Auch der 4. Satz erklingt mit mehr Bedacht, allerdings nur vom Tempo her. Der Gestus wirkt wie bei den beiden ersten Sätzen lebendig und mit viel Animato. Die Rührtrommel wird exponiert, wie sich das für einen Marsch auch gehört, die dynamischen Gegensätze werden kontrastreich ausgereizt. Dies ist eine enorm sichere und brillante Darstellung des Satzes mit einem wuchtigen, fast schon extatischen Finale.
Schade, dass die Klangqualität nicht ganz mit der musikalischen Darbietung mithalten kann. Der Klang wirkt ziemlich kühl timbriert, weniger voll und auch weniger fein als beispielsweise in Los Angeles. Er wirkt auch ein klein wenig diffus, aber ebenfalls transparent und gut gestaffelt. Tendenziell wirkt der Klang auch heller und erheblich weniger sonor als bei Salonen. Der Klang wirkt in LA insgesamt „audiophiler“, auch der Klang bei Ormandy (1978), ebenfalls aus Philadelphia wirkt etwas vollmundiger und wärmer als der der Sawallisch-Aufnahme von 1994.
4-5
Esa-Pekka Salonen
Los Angeles Philharmonic Orchestra
Sony
1999
4:18 7:41 3:38 4:35 20:12
Salonen beginnt den 1. Satz mit einer mechanisch und kühl wirkenden Herangehensweise, die darüber hinaus aber auch besonders klar und exakt wirkt. Nur die Soli bringen etwas mehr Lebendigkeit in diesen Gestus ein.
Das Turandot-Scherzo wirkt atmosphärisch, auch tänzerisch aber keinesfalls feurig. Die etwas ziselierte Spielweise besticht mit herausragender Transparenz aller Stimmen. besonders das Holz, aber auch die Streicher profitieren durch die gewonnene herausragende Durchhörbarkeit. Die jazzige Passage des Blechs wird nicht mit dem besonderen Drive gespielt, der unter anderem bei Bernstein so packt. Salonens Version wirkt mit seiner mehr analytisch geprägten Ruhe aber nicht uninteressant.

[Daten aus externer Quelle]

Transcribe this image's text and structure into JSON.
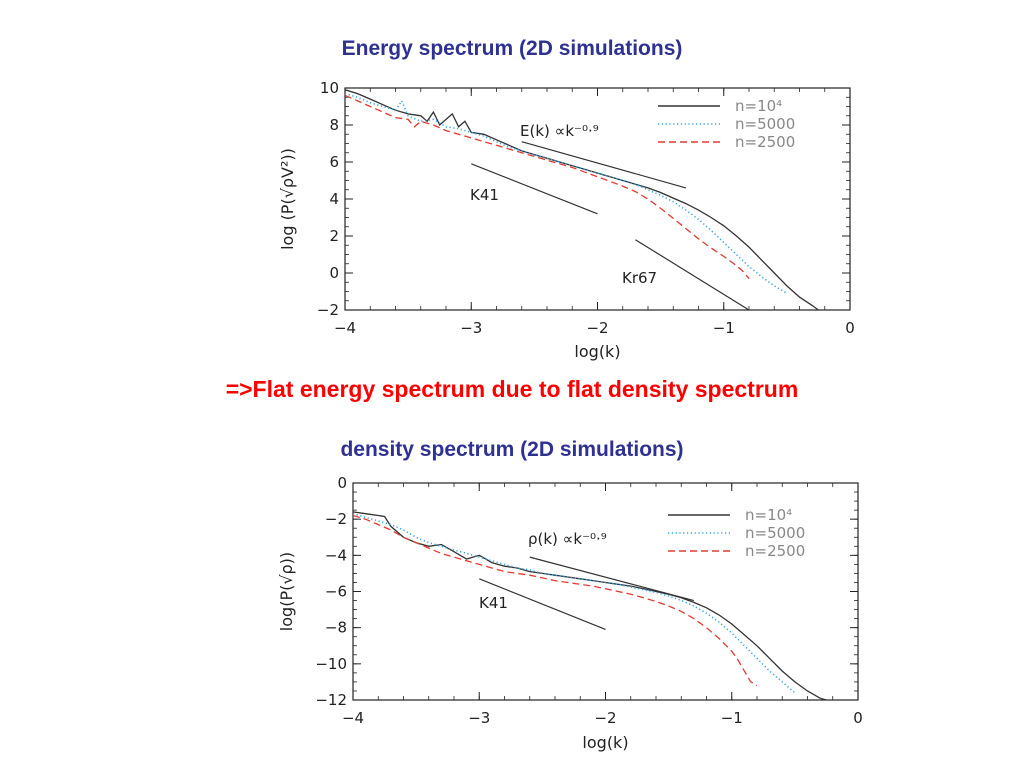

Im Andantino klingen die Philharmoniker von der Westküste mit mehr Wärme und stets mit einer verlässlichen Partiturtreue. Das fein ausgehörte, aber auch etwas ziselierte Flötensolo besticht gemeinsam mit seinen orchestralen Partnern mit einer perfekten Balance. Auch das Tempo erscheint goldrichtig. Insgesamt können wir also einem sehr gelungenen 3. Satz lauschen.
Der Marsch wird geprägt vom herausragend guten Zusammenspiel der Musiker. Das gemäßigt wirkende (objektiv ist es gar nicht so langsam) Tempo besticht mehr durch die Souveräität der Beteiligten, als durch inneres Feuer. Das Finale wirkt besonders brillant und sehr gut gesteigert.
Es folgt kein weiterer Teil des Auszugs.